Administrators and faculty at the Nanjing Institute of the Arts, for example, purportedly accepted money from parents to place their children there; educators at some others campuses went outside the normal application channels to recruit and enroll students in exchange for commissions. Various personnel at Changzhou Light Industry Vocational and Technical College are alleged to have used admission fees to buy shopping cards, tobacco, tea, and other gifts for themselves.

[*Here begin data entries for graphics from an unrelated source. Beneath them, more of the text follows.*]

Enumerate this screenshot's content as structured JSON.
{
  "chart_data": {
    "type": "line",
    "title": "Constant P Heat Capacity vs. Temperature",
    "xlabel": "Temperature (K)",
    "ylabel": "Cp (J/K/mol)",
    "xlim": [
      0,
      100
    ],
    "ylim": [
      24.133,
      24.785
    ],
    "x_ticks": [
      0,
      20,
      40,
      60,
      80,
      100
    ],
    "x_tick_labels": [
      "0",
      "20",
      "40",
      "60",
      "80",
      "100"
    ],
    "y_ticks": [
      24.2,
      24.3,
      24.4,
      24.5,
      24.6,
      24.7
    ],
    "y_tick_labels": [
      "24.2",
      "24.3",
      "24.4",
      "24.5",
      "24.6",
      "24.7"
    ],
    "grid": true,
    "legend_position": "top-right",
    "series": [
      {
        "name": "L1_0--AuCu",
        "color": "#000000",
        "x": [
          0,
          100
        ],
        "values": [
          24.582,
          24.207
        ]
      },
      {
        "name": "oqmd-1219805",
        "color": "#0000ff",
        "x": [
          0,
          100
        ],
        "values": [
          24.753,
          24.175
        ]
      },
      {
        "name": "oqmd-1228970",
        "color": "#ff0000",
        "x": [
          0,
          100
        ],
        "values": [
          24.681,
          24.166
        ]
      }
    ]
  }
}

Larger instances of graft also occurred, according to inspectors. Jiangsu Provincial Academy of Educational Sciences, Nanjing Railway Vocational and Technical College didn't bother to engage in an open bidding process when they received permission to upgrade the existing campus and build new facilities. Some members of Jiangsu Vocational College of Commerce, according to the report, “used their powers to accept bribes”, while “some leading cadres” at Nantong University were found by inspectors to have intervened in unspecified but apparently illicit ways during the construction at that school.
The inspection team also found a number of cases of misconduct where research projects were concerned, including using funds to pay personnel who weren’t part of any project. Budgeting and auditing was lax, as was reimbursement oversight—this was where “the greatest level of deception and secrecy took place,” according to the summary of the report that appeared in the Chinese media.
In all of the instances above, the report notes, the problem was with the Party. Some leading cadres simply stopped doing their job. Even if they aren’t directly charged with soliciting or accepting payments or positions or promotions, it’s Party officials who are responsible for oversight, accountability and discipline. After all, Party secretaries run universities and colleges; party committees are responsible for supervising faculty, the curriculum, and the campuses that professors teach at and students study on. No one thinks that control is absolute; it isn’t anyway. But the report, courageous in its own right, is a damning indictment, because it’s meant to be—a wake-up call for some cadres who've haven't been doing their assignments.
There are two larger issues here, perhaps best seen from a local perspective.
First, the schools cited for malfeasance and other forms of malpractice here in Nanjing are vocational colleges and universities. They’re the ones that constitute the bulk of educational expansion in China, which in the last twenty years has grown nearly eight-fold. They offer students who don’t test into the elite or middle-range schools the opportunity to acquire a 3-year degree--one that is even more narrowly focused than their counterparts at better-regarded colleges. Administrators at upper echelon universities are focused on building their brand, controlling the curriculum, attracting research funding from Beijing or overseas, and responding to the latest central government directive. Clearly, some officeholders and bureaucrats at lower-tier schools have their minds elsewhere. That’s a problem for Party cadres as more and more students from other than upper-class origins seek educational opportunities.
So, while the traditional model tends to see student unhappiness in China as emerging from leading universities where professors and enlightened undergraduates want more academic freedom, a more likely source of discontent could well be found at these vocational schools—that is, if the Party doesn't do something about the way some of these schools are being run. Clearly, it wants to.
The second point is this: One of the hallmarks of President Xi Jinping’s tenure has been an effort by Beijing to instill more ideological content into China’s political and social life. His ongoing prescription for China—and Chinese education in particular--is more socialism and more than just a little Marxism. It’s not clear how that initiative will play out here in practice. But it’s going to be difficult for the Communist party to better control education on some of China’s campuses when some of their own officials are having difficulties just supervising basic administrative operations.
China’s school year is over for students very soon. New classes for some cadres, on the other hand, appear to just be starting.